「大地讃頌」事件を振り返る

 私の大好きなジャズバンド『PE’Z』が今年いっぱいで解散するとの報に触れて寂しい限りですが、比較的多くの人に知られているのがこのPE’Zの『大地讃頌』(だいちさんしょう)事件でしょう。

この曲は昭和37年に大木惇夫作詞、佐藤眞作曲で作られた「混声合唱とオーケストラのためのカンタータ『土の歌』」の終曲ということになっています。小中学校の合唱コンクールでは定番ですね。こちらも重厚な中に優しさを感じる、私の大好きな歌です。

さて、平成15年にPE’Zがこの『大地讃頌』をインストゥルメンタル用に編曲した上で演奏収録し、アルバムの一曲として発売しました。

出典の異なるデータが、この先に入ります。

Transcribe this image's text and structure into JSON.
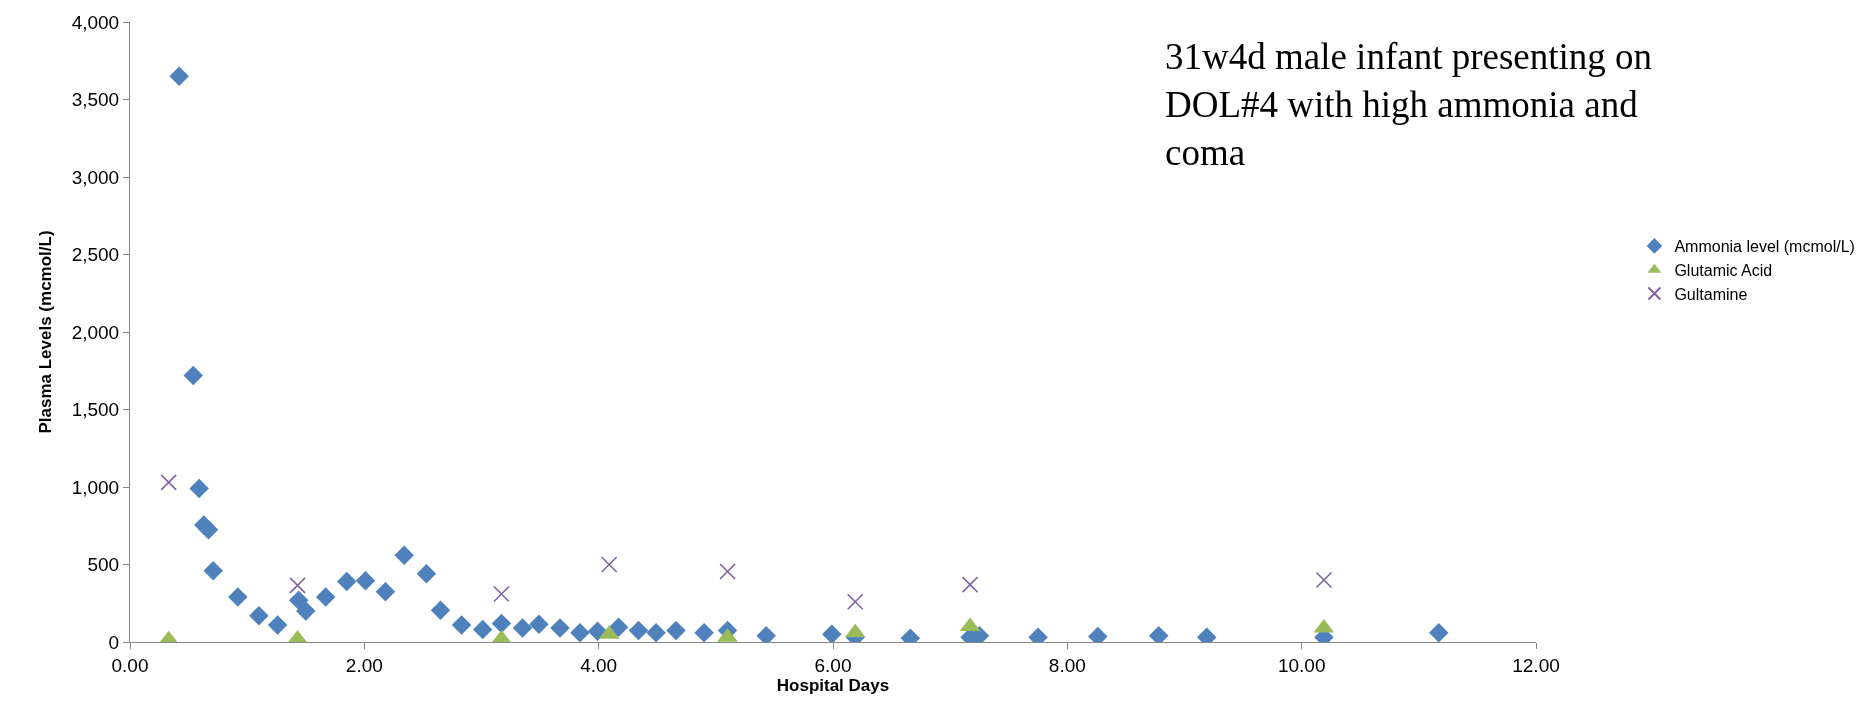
{
  "chart_data": {
    "type": "scatter",
    "title": "31w4d male infant presenting on DOL#4 with high ammonia and coma",
    "xlabel": "Hospital Days",
    "ylabel": "Plasma Levels (mcmol/L)",
    "series": [
      {
        "name": "Ammonia level (mcmol/L)",
        "color": "#4f81bd",
        "marker": "diamond",
        "x": [
          0.42,
          0.54,
          0.59,
          0.63,
          0.67,
          0.71,
          0.92,
          1.1,
          1.26,
          1.44,
          1.5,
          1.67,
          1.85,
          2.01,
          2.18,
          2.34,
          2.53,
          2.65,
          2.83,
          3.01,
          3.17,
          3.35,
          3.49,
          3.67,
          3.84,
          3.99,
          4.17,
          4.34,
          4.49,
          4.66,
          4.9,
          5.1,
          5.43,
          5.99,
          6.19,
          6.66,
          7.17,
          7.25,
          7.75,
          8.26,
          8.78,
          9.19,
          10.19,
          11.17
        ],
        "values": [
          3650,
          1720,
          990,
          755,
          725,
          460,
          290,
          170,
          110,
          270,
          200,
          290,
          390,
          395,
          325,
          560,
          440,
          205,
          110,
          80,
          120,
          90,
          115,
          90,
          60,
          70,
          95,
          75,
          60,
          75,
          60,
          75,
          40,
          50,
          30,
          25,
          30,
          40,
          30,
          35,
          40,
          30,
          30,
          60
        ]
      },
      {
        "name": "Glutamic Acid",
        "color": "#9bbb59",
        "marker": "triangle",
        "x": [
          0.33,
          1.43,
          3.17,
          4.09,
          5.1,
          6.19,
          7.17,
          10.19
        ],
        "values": [
          15,
          20,
          20,
          50,
          30,
          60,
          100,
          90
        ]
      },
      {
        "name": "Gultamine",
        "color": "#8064a2",
        "marker": "cross",
        "x": [
          0.33,
          1.43,
          3.17,
          4.09,
          5.1,
          6.19,
          7.17,
          10.19
        ],
        "values": [
          1030,
          365,
          310,
          500,
          455,
          260,
          370,
          400
        ]
      }
    ],
    "xlim": [
      0,
      12
    ],
    "xticks": [
      {
        "value": 0,
        "label": "0.00"
      },
      {
        "value": 2,
        "label": "2.00"
      },
      {
        "value": 4,
        "label": "4.00"
      },
      {
        "value": 6,
        "label": "6.00"
      },
      {
        "value": 8,
        "label": "8.00"
      },
      {
        "value": 10,
        "label": "10.00"
      },
      {
        "value": 12,
        "label": "12.00"
      }
    ],
    "ylim": [
      0,
      4000
    ],
    "yticks": [
      {
        "value": 0,
        "label": "0"
      },
      {
        "value": 500,
        "label": "500"
      },
      {
        "value": 1000,
        "label": "1,000"
      },
      {
        "value": 1500,
        "label": "1,500"
      },
      {
        "value": 2000,
        "label": "2,000"
      },
      {
        "value": 2500,
        "label": "2,500"
      },
      {
        "value": 3000,
        "label": "3,000"
      },
      {
        "value": 3500,
        "label": "3,500"
      },
      {
        "value": 4000,
        "label": "4,000"
      }
    ],
    "legend": "right"
  }
}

PE’Z側はこのとき、JASRAC(一般社団法人日本音楽著作権協会)の事前許諾を得てこのアルバムを発売しました。私もこの曲を聴いたことがあり、当時はPE’Zが原曲に対して抱いているリスペクトがビンビンと伝わって感動したものです。

ところが、ここに一つ大きな落とし穴がありました。

作曲家であり著作者の佐藤氏は、『大地讃頌』に対する自分の編曲権と同一性保持権を侵害されたとして、アルバムの販売差し止めを求めてPE’Z側を訴えたのです(正確には「仮処分」の申立てを行いました)。

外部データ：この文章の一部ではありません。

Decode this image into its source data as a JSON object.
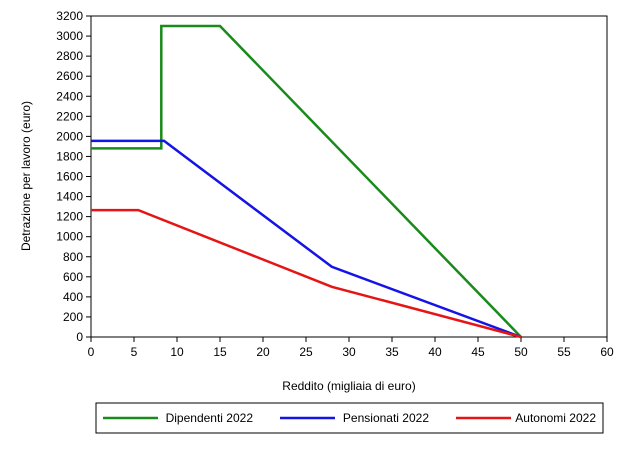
{
  "chart_data": {
    "type": "line",
    "xlabel": "Reddito (migliaia di euro)",
    "ylabel": "Detrazione per lavoro (euro)",
    "xlim": [
      0,
      60
    ],
    "ylim": [
      0,
      3200
    ],
    "x_ticks": [
      0,
      5,
      10,
      15,
      20,
      25,
      30,
      35,
      40,
      45,
      50,
      55,
      60
    ],
    "y_ticks": [
      0,
      200,
      400,
      600,
      800,
      1000,
      1200,
      1400,
      1600,
      1800,
      2000,
      2200,
      2400,
      2600,
      2800,
      3000,
      3200
    ],
    "grid": false,
    "legend_position": "bottom",
    "series": [
      {
        "name": "Dipendenti 2022",
        "color": "#1a8a1a",
        "points": [
          [
            0,
            1880
          ],
          [
            8.17,
            1880
          ],
          [
            8.17,
            3100
          ],
          [
            15,
            3100
          ],
          [
            50,
            0
          ]
        ]
      },
      {
        "name": "Pensionati 2022",
        "color": "#1414e6",
        "points": [
          [
            0,
            1955
          ],
          [
            8.5,
            1955
          ],
          [
            28,
            700
          ],
          [
            50,
            0
          ]
        ]
      },
      {
        "name": "Autonomi 2022",
        "color": "#e61414",
        "points": [
          [
            0,
            1265
          ],
          [
            5.5,
            1265
          ],
          [
            28,
            500
          ],
          [
            50,
            0
          ]
        ]
      }
    ]
  }
}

『JASRACの事前の許諾を得ていたのだから何も問題ないのでは?』

そうお思いになる方もいらっしゃるかもしれません。しかし、佐藤氏が指摘したとおり、編曲権(著作権上は「翻案権」といいます)と同一性保持権は、もともとJASRACの許諾の対象ではないので、これらについては佐藤氏本人の事前の許諾が必要なのです。同一性保持権(作曲内容の同一性を無断で改変されない権利)に至っては、法律上著作者が他人に譲渡することもできません。こうした著作者が誰にも譲渡もできず、相続の対象にもならない権利を、法律上「著作者人格権」といいます。

結局PE’Z側の自主的な判断で、アルバムの販売を中止することで和解が成立し、事件は終結を見ました。

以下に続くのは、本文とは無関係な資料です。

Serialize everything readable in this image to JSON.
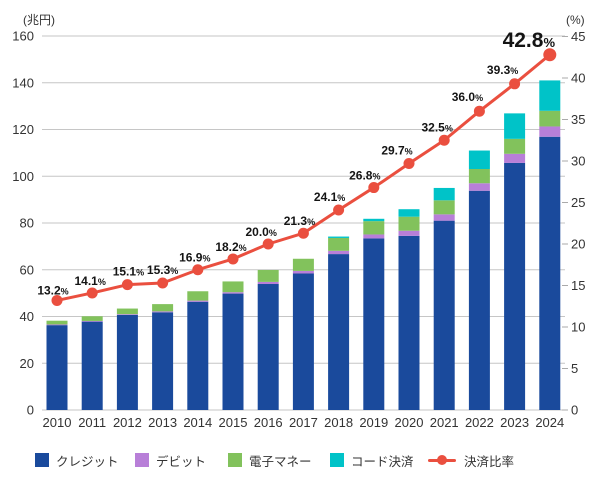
{
  "chart_data": {
    "type": "bar",
    "subtype": "stacked-bars-with-ratio-line",
    "categories": [
      "2010",
      "2011",
      "2012",
      "2013",
      "2014",
      "2015",
      "2016",
      "2017",
      "2018",
      "2019",
      "2020",
      "2021",
      "2022",
      "2023",
      "2024"
    ],
    "series": [
      {
        "name": "クレジット",
        "color": "#1a4a9c",
        "values": [
          36.3,
          37.8,
          40.7,
          41.8,
          46.3,
          49.8,
          53.9,
          58.4,
          66.7,
          73.4,
          74.5,
          81.0,
          93.8,
          105.7,
          116.9
        ]
      },
      {
        "name": "デビット",
        "color": "#b87fd8",
        "values": [
          0.3,
          0.3,
          0.3,
          0.4,
          0.5,
          0.6,
          0.9,
          1.1,
          1.4,
          1.7,
          2.2,
          2.7,
          3.2,
          3.9,
          4.4
        ]
      },
      {
        "name": "電子マネー",
        "color": "#82c25c",
        "values": [
          1.6,
          2.0,
          2.4,
          3.1,
          4.0,
          4.6,
          5.1,
          5.2,
          5.5,
          5.7,
          6.0,
          6.0,
          6.1,
          6.4,
          6.7
        ]
      },
      {
        "name": "コード決済",
        "color": "#00c3c8",
        "values": [
          0,
          0,
          0,
          0,
          0,
          0,
          0,
          0,
          0.6,
          1.0,
          3.2,
          5.3,
          7.9,
          10.9,
          13.0
        ]
      }
    ],
    "line_series": {
      "name": "決済比率",
      "color": "#ea4f3f",
      "unit": "%",
      "values": [
        13.2,
        14.1,
        15.1,
        15.3,
        16.9,
        18.2,
        20.0,
        21.3,
        24.1,
        26.8,
        29.7,
        32.5,
        36.0,
        39.3,
        42.8
      ],
      "emphasized_last_label": "42.8%"
    },
    "left_axis": {
      "unit": "(兆円)",
      "min": 0,
      "max": 160,
      "step": 20,
      "ticks": [
        0,
        20,
        40,
        60,
        80,
        100,
        120,
        140,
        160
      ]
    },
    "right_axis": {
      "unit": "(%)",
      "min": 0,
      "max": 45,
      "step": 5,
      "ticks": [
        0,
        5,
        10,
        15,
        20,
        25,
        30,
        35,
        40,
        45
      ]
    },
    "grid": "horizontal",
    "legend_position": "bottom",
    "colors": {
      "grid": "#c6c6c6",
      "tick_text": "#333333",
      "label_text": "#141414"
    }
  }
}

このような事件が生じた背景に、ポピュラーミュージックでは作曲者側も編曲大歓迎で、どんどん自分たちが作った歌を自由に編曲して周囲に広めてほしいという感覚があるのに対して、クラシカルな音楽では著作者側が編曲についても原曲に従うことを強く希望していて、第三者による勝手な編曲を強く嫌がるという傾向があり、PE’Z側がこのあたりを読み違えてしまったのでは?という点が指摘されています。

著作権に関する法律は、このように一般の方の感覚で十分通用するようでいて、実はそうでない場合が少なくありません。特に著述、音楽、創作などのクリエイティブな活動に励む方は、十分にご注意いただければと思います。